Encourage your teen to get away from screens during the nighttime hours, which can interfere with the release of sleepy-time hormones. And if more sleep is needed, let them sleep in or go to bed early.
#3 – Make probiotics a regular thing
Skin health is a window to gut health. Surprisingly, gut health is rarely addressed in the treatment of teenage acne. But increasingly, researchers find that probiotics like Lactobacillus and Bifidobacterium help to support gut health and bring the intestinal immune system into balance – getting rid of acne. I like this shelf-stable probiotic.
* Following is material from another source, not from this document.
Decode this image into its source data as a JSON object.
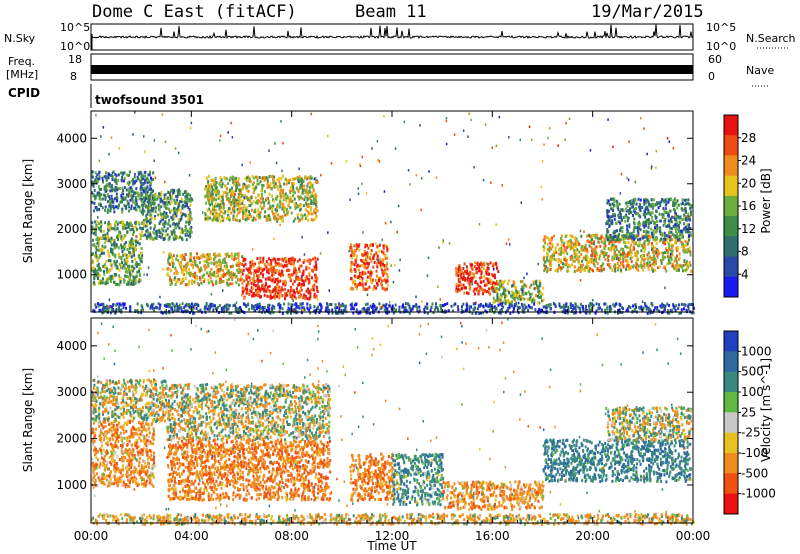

Oral acne medications don't only destroy bad skin bacteria. They also kill good bacteria in the gut. These medications include antibiotics and Accutane, a harsh drug that's linked to irritable bowel disease (IBS). Besides avoiding these drugs and including probiotics, you can encourage good gut health by offering pre-biotic foods (like veggies!) and getting conventionally raised meat out of the house.
#4 – Instead of soap, give your teen a cleansing oil
The skin is home to skin bacteria, both good and bad. While we know that bad skin bacteria cause acne, it's the good bacteria that help to keep skin healthy. Unfortunately, many products and topical medications that treat teenage acne dry the skin out. These products also disrupt the balance of good skin bacteria.
To support healthy and glowing skin, it is important to use a cleanser that doesn't destroy good skin bacteria – like oil.
The oil cleansing method works by helping to remove dirt and makeup, while a warm cloth steam opens pores. Be sure to suggest an oil that doesn't clog pores – like argan, jojoba, or neem oil. And instead of picking at zits, encourage your teen to love and nourish her skin.
#5 – Run away from birth control
Oy, birth control. It's frequently given to young girls to get rid of signs of hormonal imbalance – like heavy periods, painful cramps, or acne. But it couldn't be worse for a young woman's developing body. If your doctor suggests birth control, run away as quickly as possible and find a new primary care provider.
True hormonal balance happens from within. Your teen won't be able to conjure up a healthy ebb and flow of hormones by adding birth control or drugs into the mix. Even common hormone disruptors from the environment – like plastics, makeup, and body care products – can do a lot of damage.
Instead of birth control, focus on natural skin care. Also, encourage your teen to eat plenty of fruit and vegetables. The fiber and antioxidants in these foods go far in eliminating excess estrogen and controlling teenage acne.